JBA is over. Done. I already got an email from one of my favorites telling me that she didn't cry when we hugged goodbye but when she realized that that might have been the last time we would ever see each other, she cried. It was so cute an email. I burned her a CD and she says that she hasn't stopped listening to it. It is really different from the country music that she is used to hearing being from rural Missouri. I hope she enjoys it.
I don't think I told you about the best experience at JBA. This kid (one of my other favorites) came up to me at the dance and asked me if I was "a homosexual". I replied yes and then he told me that he thought he might be bisexual and that he might have a crush on a boy at the camp. I felt like a role model at that moment. And plus, you try explaining why you are gay only using the phrases "make out" and "love". There is a lot more to it than that in my book. But I think he got the gist of why I'm not in a relationship with a girl.

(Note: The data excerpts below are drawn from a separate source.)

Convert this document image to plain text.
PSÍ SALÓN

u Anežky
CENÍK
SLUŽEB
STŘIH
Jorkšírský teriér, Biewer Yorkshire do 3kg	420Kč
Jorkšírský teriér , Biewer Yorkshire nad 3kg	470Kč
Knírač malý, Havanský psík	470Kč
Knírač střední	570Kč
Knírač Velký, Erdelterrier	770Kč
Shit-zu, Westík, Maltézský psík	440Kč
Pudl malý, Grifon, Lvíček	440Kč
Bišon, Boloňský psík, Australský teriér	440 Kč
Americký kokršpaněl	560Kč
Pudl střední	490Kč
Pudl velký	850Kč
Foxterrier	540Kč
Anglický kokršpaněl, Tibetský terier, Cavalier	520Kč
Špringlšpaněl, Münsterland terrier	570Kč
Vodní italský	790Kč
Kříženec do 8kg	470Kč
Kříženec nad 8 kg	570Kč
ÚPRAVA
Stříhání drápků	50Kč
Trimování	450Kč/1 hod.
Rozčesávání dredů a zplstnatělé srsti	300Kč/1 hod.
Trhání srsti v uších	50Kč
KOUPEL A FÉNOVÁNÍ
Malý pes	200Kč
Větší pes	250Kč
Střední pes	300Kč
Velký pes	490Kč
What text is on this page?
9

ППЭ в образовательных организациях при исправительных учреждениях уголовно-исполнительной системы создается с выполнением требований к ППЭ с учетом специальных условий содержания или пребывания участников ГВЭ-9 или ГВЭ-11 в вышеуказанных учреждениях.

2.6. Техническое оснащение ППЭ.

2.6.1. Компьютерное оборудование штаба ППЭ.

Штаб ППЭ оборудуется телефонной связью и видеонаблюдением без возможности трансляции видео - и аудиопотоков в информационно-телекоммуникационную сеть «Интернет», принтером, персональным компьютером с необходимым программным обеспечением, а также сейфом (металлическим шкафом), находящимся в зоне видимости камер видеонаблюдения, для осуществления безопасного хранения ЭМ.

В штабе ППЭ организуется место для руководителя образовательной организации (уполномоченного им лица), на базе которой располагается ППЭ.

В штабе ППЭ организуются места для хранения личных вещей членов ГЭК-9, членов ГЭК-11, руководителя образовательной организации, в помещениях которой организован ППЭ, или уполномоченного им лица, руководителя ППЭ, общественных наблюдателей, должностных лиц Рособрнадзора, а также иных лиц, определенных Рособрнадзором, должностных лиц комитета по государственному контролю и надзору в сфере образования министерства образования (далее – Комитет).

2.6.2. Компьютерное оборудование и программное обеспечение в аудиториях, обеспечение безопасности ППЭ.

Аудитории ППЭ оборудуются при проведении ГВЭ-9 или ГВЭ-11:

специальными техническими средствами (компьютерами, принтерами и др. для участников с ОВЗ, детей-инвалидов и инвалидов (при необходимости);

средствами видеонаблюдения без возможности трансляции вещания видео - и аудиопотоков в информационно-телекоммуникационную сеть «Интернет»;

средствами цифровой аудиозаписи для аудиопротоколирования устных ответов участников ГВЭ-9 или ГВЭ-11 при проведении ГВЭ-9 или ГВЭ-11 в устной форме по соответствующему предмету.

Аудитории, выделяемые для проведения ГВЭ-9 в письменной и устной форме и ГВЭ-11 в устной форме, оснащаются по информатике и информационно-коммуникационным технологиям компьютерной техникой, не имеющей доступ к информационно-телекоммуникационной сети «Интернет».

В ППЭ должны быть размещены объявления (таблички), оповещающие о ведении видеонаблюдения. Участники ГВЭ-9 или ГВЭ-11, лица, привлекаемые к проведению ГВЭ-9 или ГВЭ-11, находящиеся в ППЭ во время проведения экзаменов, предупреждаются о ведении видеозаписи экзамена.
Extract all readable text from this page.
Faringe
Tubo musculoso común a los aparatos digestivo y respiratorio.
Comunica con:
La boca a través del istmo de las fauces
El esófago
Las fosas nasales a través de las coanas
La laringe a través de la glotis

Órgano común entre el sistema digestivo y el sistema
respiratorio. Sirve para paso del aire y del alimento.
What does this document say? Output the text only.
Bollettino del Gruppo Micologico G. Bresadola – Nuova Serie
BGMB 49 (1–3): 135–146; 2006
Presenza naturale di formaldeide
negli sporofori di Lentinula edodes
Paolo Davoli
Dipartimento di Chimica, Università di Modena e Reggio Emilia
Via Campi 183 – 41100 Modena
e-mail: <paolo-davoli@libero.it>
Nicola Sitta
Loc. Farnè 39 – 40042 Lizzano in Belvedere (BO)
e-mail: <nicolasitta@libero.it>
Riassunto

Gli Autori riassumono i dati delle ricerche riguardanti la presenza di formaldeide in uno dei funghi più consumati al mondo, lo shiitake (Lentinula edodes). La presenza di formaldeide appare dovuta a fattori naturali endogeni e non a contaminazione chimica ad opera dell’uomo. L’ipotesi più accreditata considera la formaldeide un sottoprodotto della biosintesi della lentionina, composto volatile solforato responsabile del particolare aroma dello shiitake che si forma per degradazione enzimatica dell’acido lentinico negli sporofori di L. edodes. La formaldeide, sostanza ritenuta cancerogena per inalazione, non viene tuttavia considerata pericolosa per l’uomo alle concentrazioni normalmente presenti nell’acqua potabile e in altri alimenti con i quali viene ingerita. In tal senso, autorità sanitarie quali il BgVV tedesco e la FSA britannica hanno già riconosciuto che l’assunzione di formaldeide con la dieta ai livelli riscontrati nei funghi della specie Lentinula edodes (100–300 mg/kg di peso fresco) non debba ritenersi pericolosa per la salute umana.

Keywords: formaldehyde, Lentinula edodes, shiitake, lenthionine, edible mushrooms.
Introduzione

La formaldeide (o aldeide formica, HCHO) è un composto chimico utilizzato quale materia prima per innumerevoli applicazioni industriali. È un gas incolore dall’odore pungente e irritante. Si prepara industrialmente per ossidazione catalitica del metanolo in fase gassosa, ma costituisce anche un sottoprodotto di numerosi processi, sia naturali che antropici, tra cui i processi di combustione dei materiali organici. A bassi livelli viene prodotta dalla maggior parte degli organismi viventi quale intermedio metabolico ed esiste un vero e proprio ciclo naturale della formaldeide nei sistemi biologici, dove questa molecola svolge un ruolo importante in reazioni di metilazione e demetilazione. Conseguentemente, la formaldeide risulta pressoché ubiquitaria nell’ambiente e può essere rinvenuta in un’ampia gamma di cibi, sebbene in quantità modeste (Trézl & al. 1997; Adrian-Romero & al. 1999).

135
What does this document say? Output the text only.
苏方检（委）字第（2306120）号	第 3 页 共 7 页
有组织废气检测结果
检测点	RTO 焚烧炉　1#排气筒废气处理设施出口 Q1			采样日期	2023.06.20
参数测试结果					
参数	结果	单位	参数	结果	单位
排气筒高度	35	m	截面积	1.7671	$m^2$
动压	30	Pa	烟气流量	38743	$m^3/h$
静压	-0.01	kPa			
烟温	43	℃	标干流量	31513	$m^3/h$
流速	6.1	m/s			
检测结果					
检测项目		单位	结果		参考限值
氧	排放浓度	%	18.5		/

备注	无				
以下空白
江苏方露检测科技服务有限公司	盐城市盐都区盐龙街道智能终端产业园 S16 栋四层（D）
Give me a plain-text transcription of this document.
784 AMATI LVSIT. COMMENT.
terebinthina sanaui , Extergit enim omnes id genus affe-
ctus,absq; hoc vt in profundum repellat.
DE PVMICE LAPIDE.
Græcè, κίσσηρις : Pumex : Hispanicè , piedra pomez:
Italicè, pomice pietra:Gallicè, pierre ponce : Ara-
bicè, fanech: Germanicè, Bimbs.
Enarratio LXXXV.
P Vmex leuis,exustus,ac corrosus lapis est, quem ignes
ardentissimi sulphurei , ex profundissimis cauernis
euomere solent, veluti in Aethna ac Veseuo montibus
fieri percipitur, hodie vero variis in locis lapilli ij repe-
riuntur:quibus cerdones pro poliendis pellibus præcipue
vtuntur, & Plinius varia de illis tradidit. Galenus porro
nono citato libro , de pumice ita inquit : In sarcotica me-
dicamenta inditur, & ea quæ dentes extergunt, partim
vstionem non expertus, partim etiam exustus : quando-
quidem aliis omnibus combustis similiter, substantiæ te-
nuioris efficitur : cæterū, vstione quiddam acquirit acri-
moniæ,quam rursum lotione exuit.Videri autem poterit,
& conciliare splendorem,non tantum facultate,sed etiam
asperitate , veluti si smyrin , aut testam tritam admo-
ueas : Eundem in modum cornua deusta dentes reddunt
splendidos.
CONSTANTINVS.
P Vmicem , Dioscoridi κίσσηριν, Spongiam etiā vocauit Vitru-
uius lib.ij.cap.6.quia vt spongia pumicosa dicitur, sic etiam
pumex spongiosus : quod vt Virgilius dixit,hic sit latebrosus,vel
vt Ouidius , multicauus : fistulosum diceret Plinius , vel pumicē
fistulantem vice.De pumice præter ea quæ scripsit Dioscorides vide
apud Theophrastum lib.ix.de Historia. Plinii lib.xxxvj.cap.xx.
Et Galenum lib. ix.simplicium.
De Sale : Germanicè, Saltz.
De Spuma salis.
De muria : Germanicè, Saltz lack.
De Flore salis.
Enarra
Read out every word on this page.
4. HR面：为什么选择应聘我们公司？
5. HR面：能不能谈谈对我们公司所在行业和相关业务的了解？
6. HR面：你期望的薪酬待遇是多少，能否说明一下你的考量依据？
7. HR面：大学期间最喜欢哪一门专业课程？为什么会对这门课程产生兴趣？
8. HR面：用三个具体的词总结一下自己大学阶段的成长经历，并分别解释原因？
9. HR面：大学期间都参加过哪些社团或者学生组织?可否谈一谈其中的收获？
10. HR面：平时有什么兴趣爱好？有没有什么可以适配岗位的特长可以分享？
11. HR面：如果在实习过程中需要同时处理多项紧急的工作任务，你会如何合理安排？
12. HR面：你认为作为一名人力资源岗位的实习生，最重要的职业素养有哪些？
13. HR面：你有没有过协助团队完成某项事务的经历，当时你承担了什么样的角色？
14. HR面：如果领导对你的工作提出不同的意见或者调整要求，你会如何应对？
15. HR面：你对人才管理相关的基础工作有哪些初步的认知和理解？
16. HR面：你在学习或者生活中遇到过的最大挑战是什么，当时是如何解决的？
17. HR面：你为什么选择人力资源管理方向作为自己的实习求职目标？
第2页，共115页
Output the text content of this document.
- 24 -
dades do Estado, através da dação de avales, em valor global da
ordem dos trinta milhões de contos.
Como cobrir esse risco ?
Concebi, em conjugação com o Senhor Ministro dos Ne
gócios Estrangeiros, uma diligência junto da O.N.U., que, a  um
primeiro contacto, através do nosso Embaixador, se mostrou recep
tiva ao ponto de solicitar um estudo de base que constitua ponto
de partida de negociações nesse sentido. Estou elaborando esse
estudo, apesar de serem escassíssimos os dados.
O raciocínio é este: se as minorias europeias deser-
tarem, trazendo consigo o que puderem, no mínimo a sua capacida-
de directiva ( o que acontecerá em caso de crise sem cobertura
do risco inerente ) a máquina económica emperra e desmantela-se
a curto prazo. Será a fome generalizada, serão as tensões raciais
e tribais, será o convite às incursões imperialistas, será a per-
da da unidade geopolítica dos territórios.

I really just can't believe that it is all over and done with. No more hiding cigarettes from kids (now its just parents). No more 20 hour days. No more having to be nice to certain annoying 13-16 year olds. But also, no more awesome students with awesome stories to tell. No more crazy antics and getting to be a face-eating zombie. I doubt if I would be able to go back, but if I can, you better believe that I will. It was quite rewarding.
Still have no computer and in fact, it is sitting broken in my car. Blah. I'm going to go get deodorant so I'm not stink boy today.